Cyberpolices can also be a source of cover for biometric claims. Indeed, such information may be included among the types of data protected in the liability section of cyberpolicies. In this regard, a cyber policy could provide the broadest possible protection against biometric data privacy claims arising from regulatory actions and civil lawsuits where the underlying law grants a private right of action or privacy claims of employees.

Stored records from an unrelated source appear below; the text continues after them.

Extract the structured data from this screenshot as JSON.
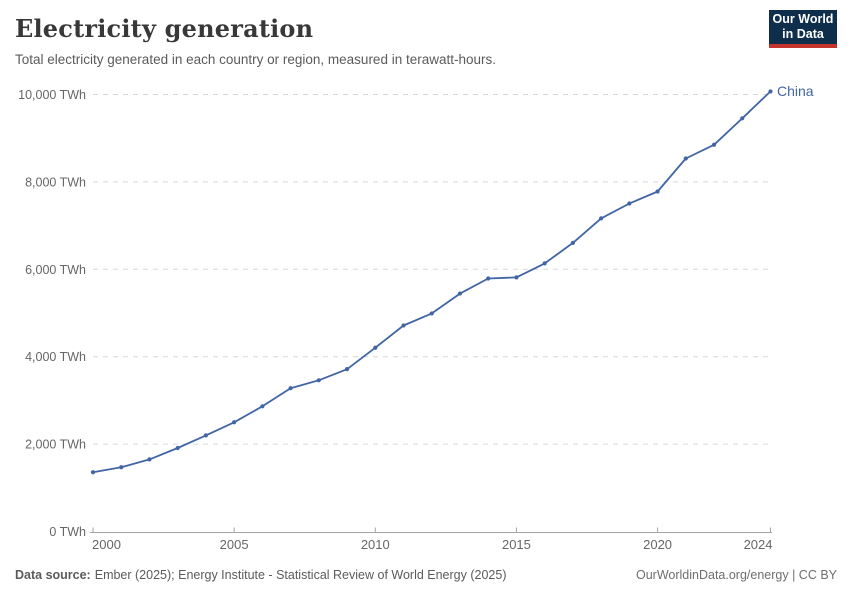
{
  "header": {
    "title": "Electricity generation",
    "subtitle": "Total electricity generated in each country or region, measured in terawatt-hours."
  },
  "logo": {
    "line1": "Our World",
    "line2": "in Data",
    "bg_color": "#0f2e4c",
    "accent_color": "#c4342d"
  },
  "chart_data": {
    "type": "line",
    "title": "Electricity generation",
    "subtitle": "Total electricity generated in each country or region, measured in terawatt-hours.",
    "unit": "TWh",
    "xlabel": "",
    "ylabel": "",
    "xlim": [
      2000,
      2024
    ],
    "ylim": [
      0,
      10000
    ],
    "grid": "horizontal-dashed",
    "legend_position": "end-of-line",
    "x_ticks": [
      2000,
      2005,
      2010,
      2015,
      2020,
      2024
    ],
    "x_tick_labels": [
      "2000",
      "2005",
      "2010",
      "2015",
      "2020",
      "2024"
    ],
    "y_ticks": [
      0,
      2000,
      4000,
      6000,
      8000,
      10000
    ],
    "y_tick_labels": [
      "0 TWh",
      "2,000 TWh",
      "4,000 TWh",
      "6,000 TWh",
      "8,000 TWh",
      "10,000 TWh"
    ],
    "series": [
      {
        "name": "China",
        "color": "#4165a5",
        "x": [
          2000,
          2001,
          2002,
          2003,
          2004,
          2005,
          2006,
          2007,
          2008,
          2009,
          2010,
          2011,
          2012,
          2013,
          2014,
          2015,
          2016,
          2017,
          2018,
          2019,
          2020,
          2021,
          2022,
          2023,
          2024
        ],
        "values": [
          1356,
          1470,
          1650,
          1910,
          2200,
          2500,
          2865,
          3280,
          3460,
          3715,
          4205,
          4715,
          4990,
          5445,
          5790,
          5815,
          6135,
          6605,
          7165,
          7505,
          7780,
          8535,
          8850,
          9455,
          10070
        ]
      }
    ],
    "style": {
      "grid_color": "#d7d7d7",
      "axis_color": "#a5a5a5",
      "tick_label_color": "#666666"
    }
  },
  "footer": {
    "source_label": "Data source:",
    "source_text": "Ember (2025); Energy Institute - Statistical Review of World Energy (2025)",
    "right_text": "OurWorldinData.org/energy | CC BY"
  }
}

Finally, there are three key exclusions policyholders should keep in mind. They are:
- Access or disclosure exclusion, which prohibits coverage of access or disclosure of confidential information or data.
- The ERP Exclusion, which relates to employment-related practices and prohibits coverage for claims arising from employment-related practices.
- Violation of the statutory exclusion, which prohibits coverage arising from the distribution of material in violation of the law.
Although there is little case law on these exclusions, some conclusions can be drawn.
Excluding access or disclosure does not preclude prosecution coverage under BIPA A Mr. Family Mut. Ins. Co. v. Caramel, Inc., 2022 US Dist. 3475 (ND Ill. 2022). Compare: Massachusetts Bay Ins. Co. v. Impact Fulfillment Servs., LLC, 2021 US Dist. LEXIS 182970 (MDNC 2021) (Recording and distribution of material or information is excluded from coverage for lawsuits under BIPA).
The ERP exclusion does not prevent coverage of the BIPA share. A Mr. Family Mut. Ins. Co. vs. Carnagio Ent., 2022 US Dist. LEXIS 58358 (ND Ill. 2022); Auto Mut. Ins. Co. vs. Tony’s Finer Foods between., 2022 US Dist. LEXIS 40567 (ND Ill. 2022)
But in the absence of a decision from the Illinois Supreme Court regarding the applicability of this exclusion, there is a division of authority. See A Mr. Family Mut. Ins. Co. v. Caremel, Inc., sat the top. (determining that the exclusion of the ERP precluded BIPA’s claim arising from the plaintiff’s employment activities).
Violation of the statue exclusion does not preclude BIPA lawsuit coverage. AM Family Mut. Ins. Co. v. Caremel, Inc., sat the top ; West Bend Mut. Ins. Co. v. Krishna Schaumburg Tan, Inc.., above ; Citizens Ins. Co. and AM Family Mut. Ins. Co. v. Wynndalco Ent., LLC, 2022 US Dist. LEXIS 57654 (NDIll 2022) (because this exclusion is “inextricably ambiguous”, it did not override the insurer’s duty of defence).